Sounds good, let me work on that a little bit.

Regarding where is this used, the dependency of BOLT on this interface is a single line here:
https://github.com/facebookincubator/BOLT/blob/master/src/MCPlusBuilder.cpp#L445
and here
https://github.com/facebookincubator/BOLT/blob/master/src/Target/X86/X86MCPlusBuilder.cpp#L1417

BOLT offers a framework for running dataflow analyses on binaries. We use it to perform shrinkwrapping, for example. For this to happen, we need to know the register size when analyzing an MCInst to figure out how wide is the load or store to stack. With this information, we build a model of which bytes of the stack are being used and how, and if we have enough information to move load/stores to colder positions.

This register size information is exposed inside BOLT though an interface that abstracts away all target information.
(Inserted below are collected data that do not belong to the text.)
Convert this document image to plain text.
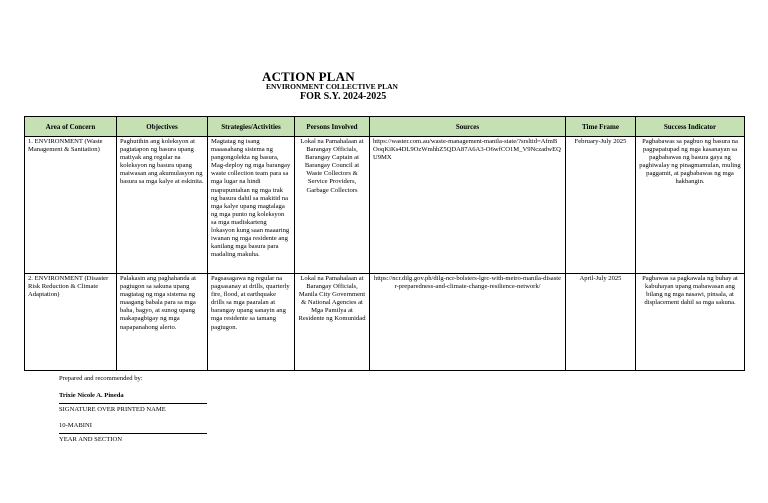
ACTION PLAN
ENVIRONMENT COLLECTIVE PLAN
FOR S.Y. 2024-2025
Area of Concern	Objectives	Strategies/Activities	Persons Involved	Sources	Time Frame	Success Indicator
1. ENVIRONMENT (Waste Management & Sanitation)	Paghutihin ang koleksyon at pagtatapon ng basura upang matiyak ang regular na koleksyon ng basura upang maiwasan ang akumulasyon ng basura sa mga kalye at eskinita.	Magtatag ng isang maaasahang sistema ng pangongolekta ng basura, Mag-deploy ng mga barangay waste collection team para sa mga lugar na hindi mapupuntahan ng mga trak ng basura dahil sa makitid na mga kalye upang magtalaga ng mga punto ng koleksyon sa mga madiskarteng lokasyon kung saan maaaring iwanan ng mga residente ang kanilang mga basura para madaling makuha.	Lokal na Pamahalaan at Barangay Officials, Barangay Captain at Barangay Council at Waste Collectors & Service Providers, Garbage Collectors	https://waster.com.au/waste-management-manila-state/?srsltid=AfmBOoqKiKs4DL9OzWmhhZ5QDA87A6A3-O6wfCO1M_V9NczadwEQU9MX	February-July 2025	Pagbabawas sa pagbuo ng basura na pagpapatupad ng mga kasanayan sa pagbabawas ng basura gaya ng paghiwalay ng pinagmamulan, muling paggamit, at pagbabawas ng mga hakbangin.
2. ENVIRONMENT (Disaster Risk Reduction & Climate Adaptation)	Palakasin ang paghahanda at pagtugon sa sakuna upang magtatag ng mga sistema ng maagang babala para sa mga baha, bagyo, at sunog upang makapagbigay ng mga napapanahong alerto.	Pagsasagawa ng regular na pagsasanay at drills, quarterly fire, flood, at earthquake drills sa mga paaralan at barangay upang sanayin ang mga residente sa tamang pagtugon.	Lokal na Pamahalaan at Barangay Officials, Manila City Government & National Agencies at Mga Pamilya at Residente ng Komunidad	https://ncr.dilg.gov.ph/dilg-ncr-bolsters-lgrc-with-metro-manila-disaster-preparedness-and-climate-change-resilience-network/	April-July 2025	Pagbawas sa pagkawala ng buhay at kabuhayan upang mabawasan ang bilang ng mga nasawi, pinsala, at displacement dahil sa mga sakuna.
Prepared and recommended by:
Trixie Nicole A. Pineda
SIGNATURE OVER PRINTED NAME
10-MABINI
YEAR AND SECTION
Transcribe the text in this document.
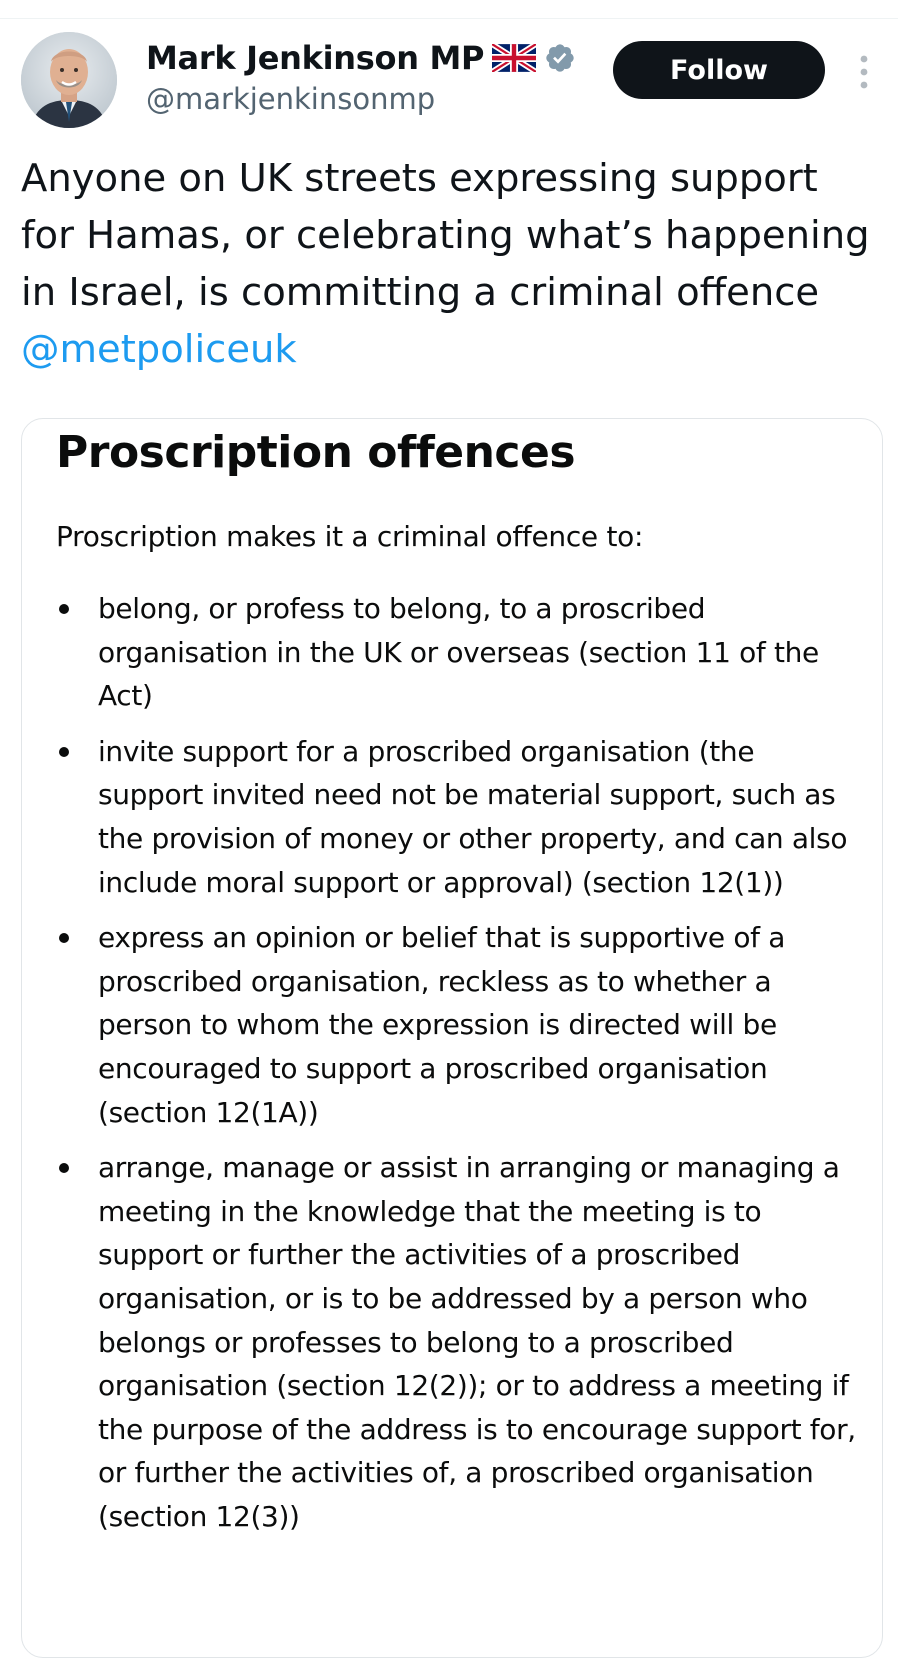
Mark Jenkinson MP
@markjenkinsonmp
Follow
Anyone on UK streets expressing support for Hamas, or celebrating what’s happening in Israel, is committing a criminal offence @metpoliceuk
Proscription offences
Proscription makes it a criminal offence to:
belong, or profess to belong, to a proscribed organisation in the UK or overseas (section 11 of the Act)
invite support for a proscribed organisation (the support invited need not be material support, such as the provision of money or other property, and can also include moral support or approval) (section 12(1))
express an opinion or belief that is supportive of a proscribed organisation, reckless as to whether a person to whom the expression is directed will be encouraged to support a proscribed organisation (section 12(1A))
arrange, manage or assist in arranging or managing a meeting in the knowledge that the meeting is to support or further the activities of a proscribed organisation, or is to be addressed by a person who belongs or professes to belong to a proscribed organisation (section 12(2)); or to address a meeting if the purpose of the address is to encourage support for, or further the activities of, a proscribed organisation (section 12(3))
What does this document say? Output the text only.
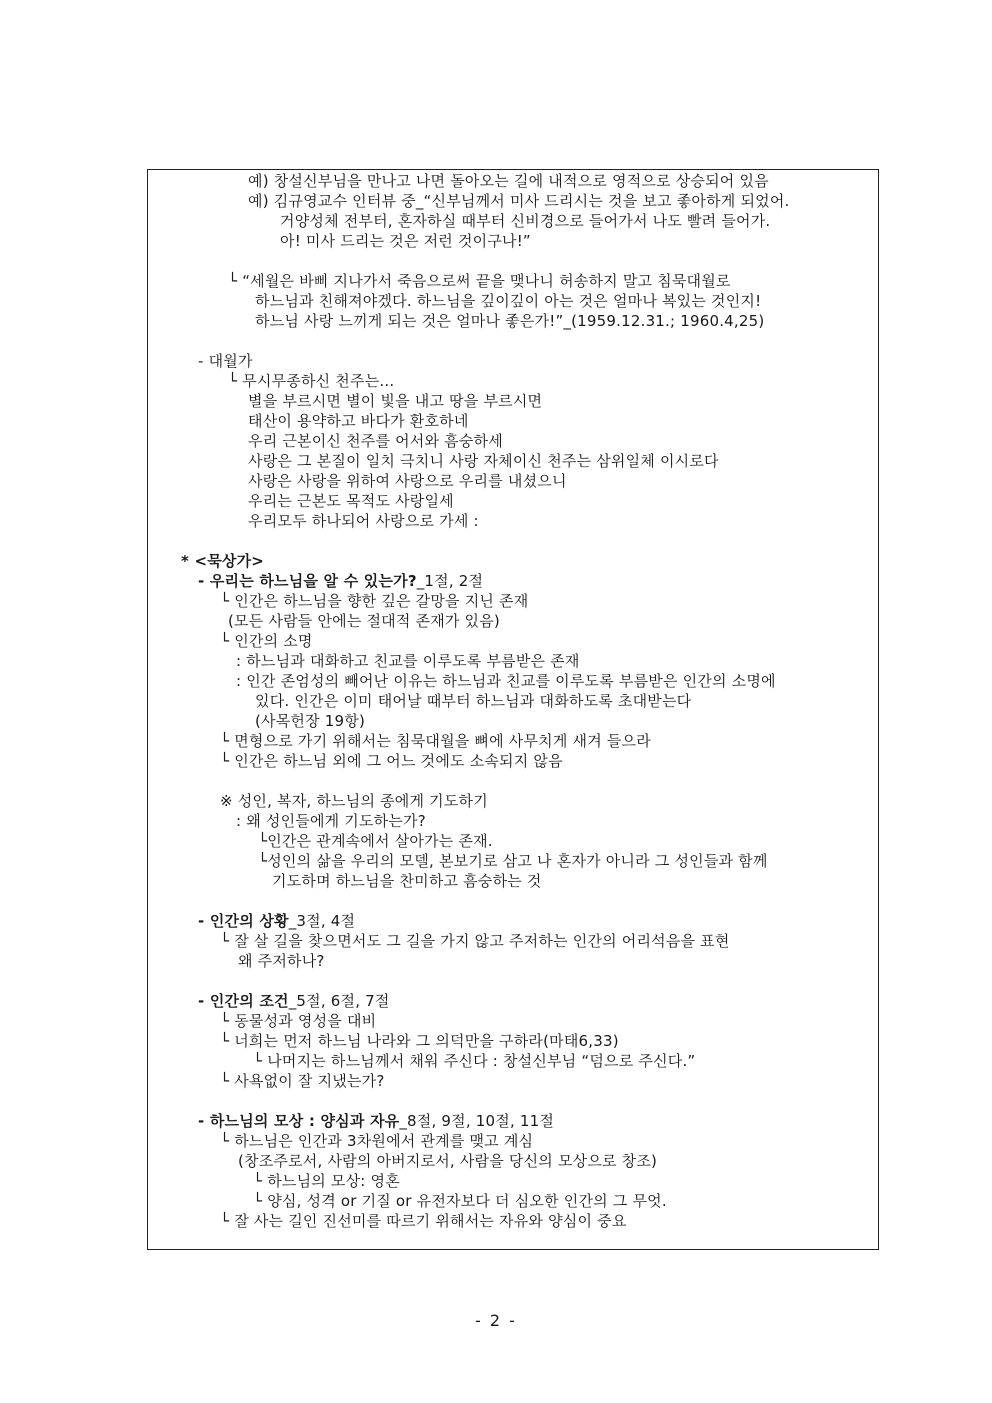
예) 창설신부님을 만나고 나면 돌아오는 길에 내적으로 영적으로 상승되어 있음
예) 김규영교수 인터뷰 중_“신부님께서 미사 드리시는 것을 보고 좋아하게 되었어.
거양성체 전부터, 혼자하실 때부터 신비경으로 들어가서 나도 빨려 들어가.
아! 미사 드리는 것은 저런 것이구나!”
└ “세월은 바삐 지나가서 죽음으로써 끝을 맺나니 허송하지 말고 침묵대월로
하느님과 친해져야겠다. 하느님을 깊이깊이 아는 것은 얼마나 복있는 것인지!
하느님 사랑 느끼게 되는 것은 얼마나 좋은가!”_(1959.12.31.; 1960.4,25)
- 대월가
└ 무시무종하신 천주는...
별을 부르시면 별이 빛을 내고 땅을 부르시면
태산이 용약하고 바다가 환호하네
우리 근본이신 천주를 어서와 흠숭하세
사랑은 그 본질이 일치 극치니 사랑 자체이신 천주는 삼위일체 이시로다
사랑은 사랑을 위하여 사랑으로 우리를 내셨으니
우리는 근본도 목적도 사랑일세
우리모두 하나되어 사랑으로 가세 :
* <묵상가>
- 우리는 하느님을 알 수 있는가?_1절, 2절
└ 인간은 하느님을 향한 깊은 갈망을 지닌 존재
(모든 사람들 안에는 절대적 존재가 있음)
└ 인간의 소명
: 하느님과 대화하고 친교를 이루도록 부름받은 존재
: 인간 존엄성의 빼어난 이유는 하느님과 친교를 이루도록 부름받은 인간의 소명에
있다. 인간은 이미 태어날 때부터 하느님과 대화하도록 초대받는다
(사목헌장 19항)
└ 면형으로 가기 위해서는 침묵대월을 뼈에 사무치게 새겨 들으라
└ 인간은 하느님 외에 그 어느 것에도 소속되지 않음
※ 성인, 복자, 하느님의 종에게 기도하기
: 왜 성인들에게 기도하는가?
└인간은 관계속에서 살아가는 존재.
└성인의 삶을 우리의 모델, 본보기로 삼고 나 혼자가 아니라 그 성인들과 함께
기도하며 하느님을 찬미하고 흠숭하는 것
- 인간의 상황_3절, 4절
└ 잘 살 길을 찾으면서도 그 길을 가지 않고 주저하는 인간의 어리석음을 표현
왜 주저하나?
- 인간의 조건_5절, 6절, 7절
└ 동물성과 영성을 대비
└ 너희는 먼저 하느님 나라와 그 의덕만을 구하라(마태6,33)
└ 나머지는 하느님께서 채워 주신다 : 창설신부님 “덤으로 주신다.”
└ 사욕없이 잘 지냈는가?
- 하느님의 모상 : 양심과 자유_8절, 9절, 10절, 11절
└ 하느님은 인간과 3차원에서 관계를 맺고 계심
(창조주로서, 사람의 아버지로서, 사람을 당신의 모상으로 창조)
└ 하느님의 모상: 영혼
└ 양심, 성격 or 기질 or 유전자보다 더 심오한 인간의 그 무엇.
└ 잘 사는 길인 진선미를 따르기 위해서는 자유와 양심이 중요
- 2 -
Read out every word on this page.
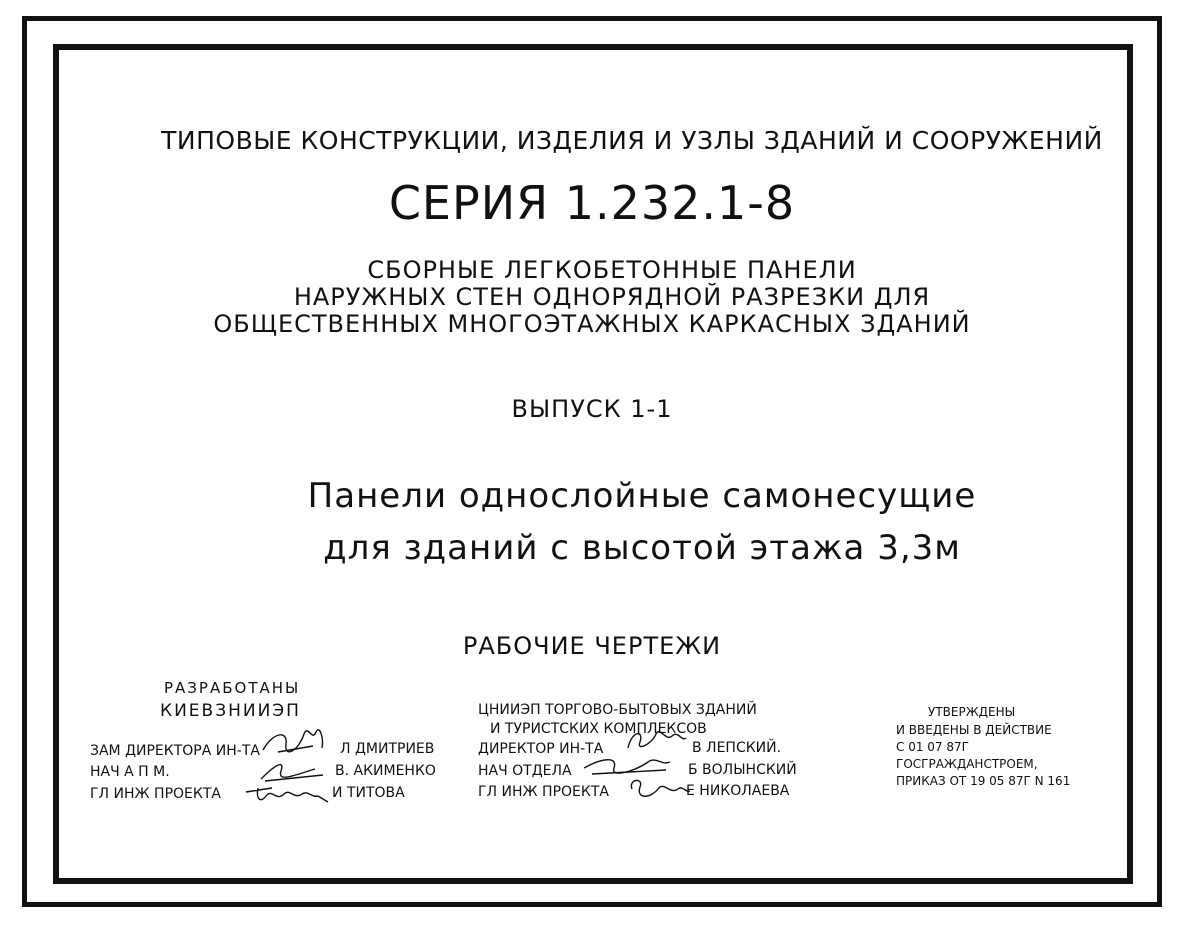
ТИПОВЫЕ КОНСТРУКЦИИ, ИЗДЕЛИЯ И УЗЛЫ ЗДАНИЙ И СООРУЖЕНИЙ
СЕРИЯ 1.232.1-8
СБОРНЫЕ ЛЕГКОБЕТОННЫЕ ПАНЕЛИ
НАРУЖНЫХ СТЕН ОДНОРЯДНОЙ РАЗРЕЗКИ ДЛЯ
ОБЩЕСТВЕННЫХ МНОГОЭТАЖНЫХ КАРКАСНЫХ ЗДАНИЙ
ВЫПУСК 1-1
Панели однослойные самонесущие
для зданий с высотой этажа 3,3м
РАБОЧИЕ ЧЕРТЕЖИ
РАЗРАБОТАНЫ
КИЕВЗНИИЭП
ЗАМ ДИРЕКТОРА ИН-ТА
НАЧ А П М.
ГЛ ИНЖ ПРОЕКТА
Л ДМИТРИЕВ
В. АКИМЕНКО
И ТИТОВА
ЦНИИЭП ТОРГОВО-БЫТОВЫХ ЗДАНИЙ
И ТУРИСТСКИХ КОМПЛЕКСОВ
ДИРЕКТОР ИН-ТА
НАЧ ОТДЕЛА
ГЛ ИНЖ ПРОЕКТА
В ЛЕПСКИЙ.
Б ВОЛЫНСКИЙ
Е НИКОЛАЕВА
УТВЕРЖДЕНЫ
И ВВЕДЕНЫ В ДЕЙСТВИЕ
С 01 07 87Г
ГОСГРАЖДАНСТРОЕМ,
ПРИКАЗ ОТ 19 05 87Г N 161
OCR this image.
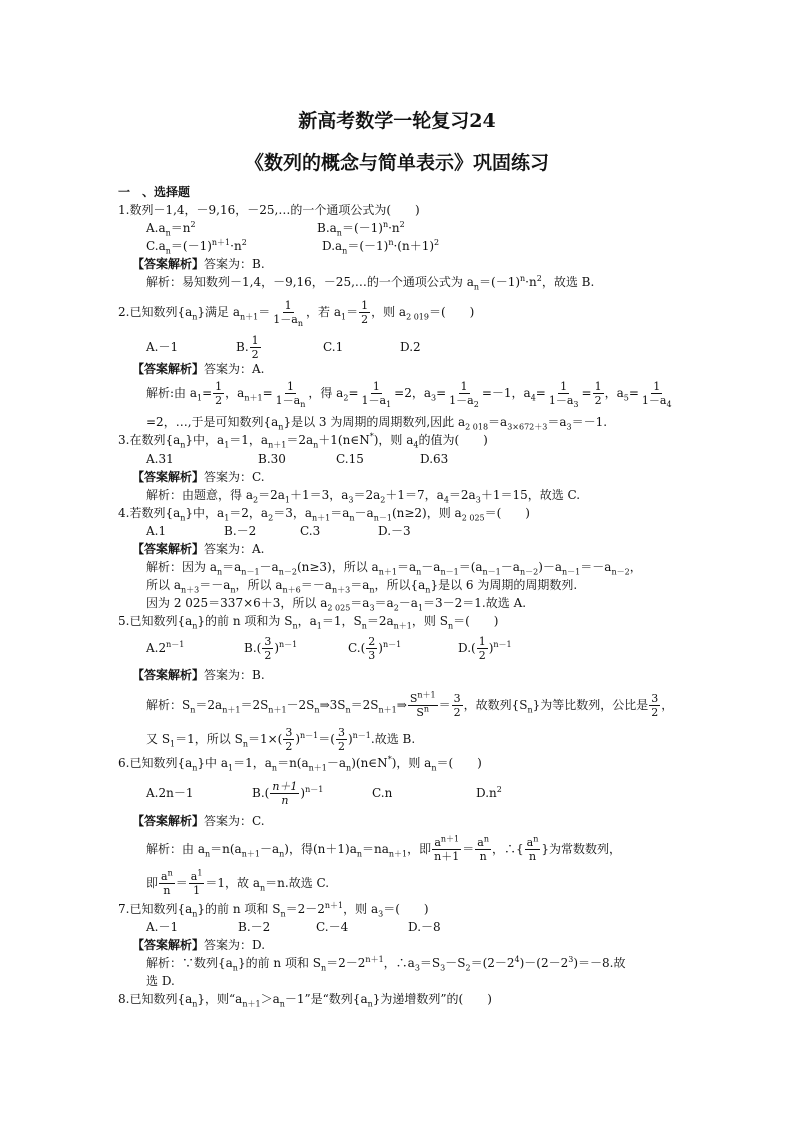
新高考数学一轮复习24
《数列的概念与简单表示》巩固练习
一　、选择题
1.数列－1,4，－9,16，－25,…的一个通项公式为(　　)
$A.a_n=n^2$	$B.a_n=(-1)^n\cdot n^2$
$C.a_n=(-1)^{n+1}\cdot n^2$	$D.a_n=(-1)^n\cdot(n+1)^2$
【答案解析】答案为：B.
解析：易知数列－1,4，－9,16，－25,…的一个通项公式为 $a_n=(-1)^n\cdot n^2$，故选 B.
2.已知数列$\{a_n\}$满足 $a_{n+1}= \frac{1}{1-a_n}$ ，若 $a_1= \frac{1}{2}$ ，则 $a_{2 019}=$(　　)
A.－1	B. $\frac{1}{2}$	C.1	D.2
【答案解析】答案为：A.
解析:由 $a_1= \frac{1}{2}$ ，$a_{n+1}= \frac{1}{1-a_n}$ ，得 $a_2= \frac{1}{1-a_1} =2$，$a_3= \frac{1}{1-a_2} =-1$，$a_4= \frac{1}{1-a_3} = \frac{1}{2}$ ，$a_5= \frac{1}{1-a_4}$
=2，…,于是可知数列$\{a_n\}$是以 3 为周期的周期数列,因此 $a_{2 018}=a_{3\times 672+3}=a_3=-1$.
3.在数列$\{a_n\}$中，$a_1=1$，$a_{n+1}=2a_n+1(n\in N^*)$，则 $a_4$的值为(　　)
A.31	B.30	C.15	D.63
【答案解析】答案为：C.
解析：由题意，得 $a_2=2a_1+1=3$，$a_3=2a_2+1=7$，$a_4=2a_3+1=15$，故选 C.
4.若数列$\{a_n\}$中，$a_1=2$，$a_2=3$，$a_{n+1}=a_n-a_{n-1}(n\ge 2)$，则 $a_{2 025}=$(　　)
A.1	B.－2	C.3	D.－3
【答案解析】答案为：A.
解析：因为 $a_n=a_{n-1}-a_{n-2}(n\ge 3)$，所以 $a_{n+1}=a_n-a_{n-1}=(a_{n-1}-a_{n-2})-a_{n-1}=-a_{n-2}$，
所以 $a_{n+3}=-a_n$，所以 $a_{n+6}=-a_{n+3}=a_n$，所以$\{a_n\}$是以 6 为周期的周期数列.
因为 2 025＝337×6＋3，所以 $a_{2 025}=a_3=a_2-a_1=3-2=1$.故选 A.
5.已知数列$\{a_n\}$的前 n 项和为 $S_n$，$a_1=1$，$S_n=2a_{n+1}$，则 $S_n=$(　　)
$A.2^{n-1}$	$B.( \frac{3}{2} )^{n-1}$	$C.( \frac{2}{3} )^{n-1}$	$D.( \frac{1}{2} )^{n-1}$
【答案解析】答案为：B.
解析：$S_n=2a_{n+1}=2S_{n+1}-2S_n\Rightarrow 3S_n=2S_{n+1}\Rightarrow \frac{S^{n+1}}{S^n} = \frac{3}{2}$ ，故数列$\{S_n\}$为等比数列，公比是 $\frac{3}{2}$ ，
又 $S_1=1$，所以 $S_n=1\times( \frac{3}{2} )^{n-1}=( \frac{3}{2} )^{n-1}$.故选 B.
6.已知数列$\{a_n\}$中 $a_1=1$，$a_n=n(a_{n+1}-a_n)(n\in N^*)$，则 $a_n=$(　　)
A.2n－1	$B.( \frac{n+1}{n} )^{n-1}$	C.n	$D.n^2$
【答案解析】答案为：C.
解析：由 $a_n=n(a_{n+1}-a_n)$，得$(n+1)a_n=na_{n+1}$，即 $\frac{a^{n+1}}{n+1} = \frac{a^n}{n}$ ，∴{ $\frac{a^n}{n}$ }为常数数列，
即 $\frac{a^n}{n} = \frac{a^1}{1} =1$，故 $a_n=n$.故选 C.
7.已知数列$\{a_n\}$的前 n 项和 $S_n=2-2^{n+1}$，则 $a_3=$(　　)
A.－1	B.－2	C.－4	D.－8
【答案解析】答案为：D.
解析：∵数列$\{a_n\}$的前 n 项和 $S_n=2-2^{n+1}$，$\therefore a_3=S_3-S_2=(2-2^4)-(2-2^3)=-8$.故
选 D.
8.已知数列$\{a_n\}$，则“$a_{n+1}>a_n-1$”是“数列$\{a_n\}$为递增数列”的(　　)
When writing a pass in BOLT, you may query, then, whether registers alias with each other and their size. As you can imagine, this is provided by MC. BOLT builds the size information straight out of the tablegen'd specs of the target though MC. I tried to move this logic to use TRI, but TRI is only available to code living inside libTarget. To an external tool like BOLT that relies a lot on the MC library, it is not possible to fetch it though libTarget unless we create an interface in libTarget to expose this information, which I think would be awkward.

@rafaelauler I have a question about that, if I want to use this patch to bolt, dose it means we need to change the code from "I->getSize()" to "I->getSizeInBits() / 8"
thanks in advance.

Yes. Also, I'll rebase BOLT soon (past this patch).